Pour sûr, à ce stade, on a le sentiment que Ce catholicisme ferme et cohérent dont Rosales a toujours fait preuve, émerge maintenant plus éloquemment que jamais.D'une part, elle donne un sens à l'égalisation ou à la fraternité des êtres humains, qui sera si importante dans sa poésie ultime, de caractère cosmopolite, avec un père commun, Dieu ; d'autre part, elle reflète ce que nous avons traditionnellement compris comme la "conversion du cœur" (ce dernier, d'ailleurs, un mot très rosalesque) : l'homme doit se laisser cautériser par la parole divine. Si le poète exige quelque chose de lui-même, c'est sa propre transformation intérieure, sous la protection de la miséricorde divine, dont tous les individus ont besoin. Dans un long poème " confessionnel et oratoire à la fois, un poème de récapitulation existentielle ".comme l'a décrit Luis Felipe Vivanco, intitulé ".Mercy"Il développe ce chemin ascendant vers l'amour de Dieu le Père, et il l'entreprend à partir des pleurs, de la peau d'étonnement qui reflète la souffrance, avec la pleine confiance que son fruit est la joie et le bonheur.Aujourd'hui qui commence / Cette ascension réduite au silence par la fièvre de l'étonnement ; / Dis-moi, dis-moi, Seigneur, quelle est cette joie qui est la mienne / Pourquoi ma voix a-t-elle le goût du bois quand je te nomme / Quelle vision brûlante appelons-nous amour / N'est-elle pas arrivée la nuit où tout se rassemble / Que ta volonté soit faite en moi, mon Dieu".

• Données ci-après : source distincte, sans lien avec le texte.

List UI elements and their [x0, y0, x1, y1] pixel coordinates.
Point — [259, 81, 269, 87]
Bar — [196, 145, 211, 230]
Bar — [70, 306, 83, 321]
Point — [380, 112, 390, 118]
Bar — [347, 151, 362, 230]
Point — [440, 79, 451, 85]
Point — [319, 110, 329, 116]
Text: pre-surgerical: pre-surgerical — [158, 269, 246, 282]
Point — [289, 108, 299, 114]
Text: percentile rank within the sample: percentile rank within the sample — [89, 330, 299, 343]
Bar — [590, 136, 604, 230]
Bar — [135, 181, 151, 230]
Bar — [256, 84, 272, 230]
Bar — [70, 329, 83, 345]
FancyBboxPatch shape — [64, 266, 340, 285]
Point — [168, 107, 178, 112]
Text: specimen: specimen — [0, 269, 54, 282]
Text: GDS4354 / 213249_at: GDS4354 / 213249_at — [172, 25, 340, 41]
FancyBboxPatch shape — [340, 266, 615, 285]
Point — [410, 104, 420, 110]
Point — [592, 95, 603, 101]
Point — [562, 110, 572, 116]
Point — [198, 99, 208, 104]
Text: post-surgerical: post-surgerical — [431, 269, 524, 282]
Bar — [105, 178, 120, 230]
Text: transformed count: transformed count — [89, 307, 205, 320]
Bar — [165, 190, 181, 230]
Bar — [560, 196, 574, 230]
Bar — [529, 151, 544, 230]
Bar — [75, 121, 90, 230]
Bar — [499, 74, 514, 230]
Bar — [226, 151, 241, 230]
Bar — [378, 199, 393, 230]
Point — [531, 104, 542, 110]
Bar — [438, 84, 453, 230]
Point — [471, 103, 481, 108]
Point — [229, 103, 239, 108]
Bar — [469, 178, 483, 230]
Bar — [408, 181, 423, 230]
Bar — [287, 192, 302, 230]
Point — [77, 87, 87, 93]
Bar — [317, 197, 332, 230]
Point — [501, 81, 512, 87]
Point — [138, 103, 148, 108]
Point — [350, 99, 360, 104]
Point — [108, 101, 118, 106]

Sans doute, la lumière et tout le vocabulaire possible dans le champ sémantique de la luminescence (allumé, feu, brûlant...) serviront à notre poète de fil conducteur pour démêler le cours de son discours poétique : que la joie est la conséquence directe de l'acceptation de la douleur : "il ne doit importer qu'à toi / de distinguer clairement entre avoir des satisfactions et avoir des joies / c'est la clé de la vie".Le processus d'apprentissage, qui s'acquiert au fil des années mais trouve son origine dans "le souvenir filial que nous avons encore de Dieu", c'est-à-dire dans la proclamation de savoir que nous sommes ses enfants. Pour l'accepter, rien n'est plus nécessaire que de faire preuve de patience, comme il l'annonce dans une de ses compositions : "L'attente fait partie de la joie".et se termine par des nuances : "de cette joie sobre qui ne dérange ni n'offense". Si, dans un célèbre sonnet, José Hierro, un poète proche de Rosales, affirme sans réserve qu'il est arrivé à la joie par la douleur, notre auteur n'est pas en reste dans ce sens : Pour lui, le monde qui l'entoure porte l'empreinte implicite de la douleur, mais celle-ci, au lieu d'être un obstacle, est la sève enrichissante de l'être humain, un cantique joyeux qui génère l'optimisme, une confirmation évidente que, tout comme la maison de son long poème se termine illuminée, son esprit l'est aussi, prêt à accueillir tout ce qui se présente, nous laissant la preuve que sa poésie, dans son ensemble, est une référence authentique de la poésie religieuse la plus fertile et la plus radieuse du XXe siècle.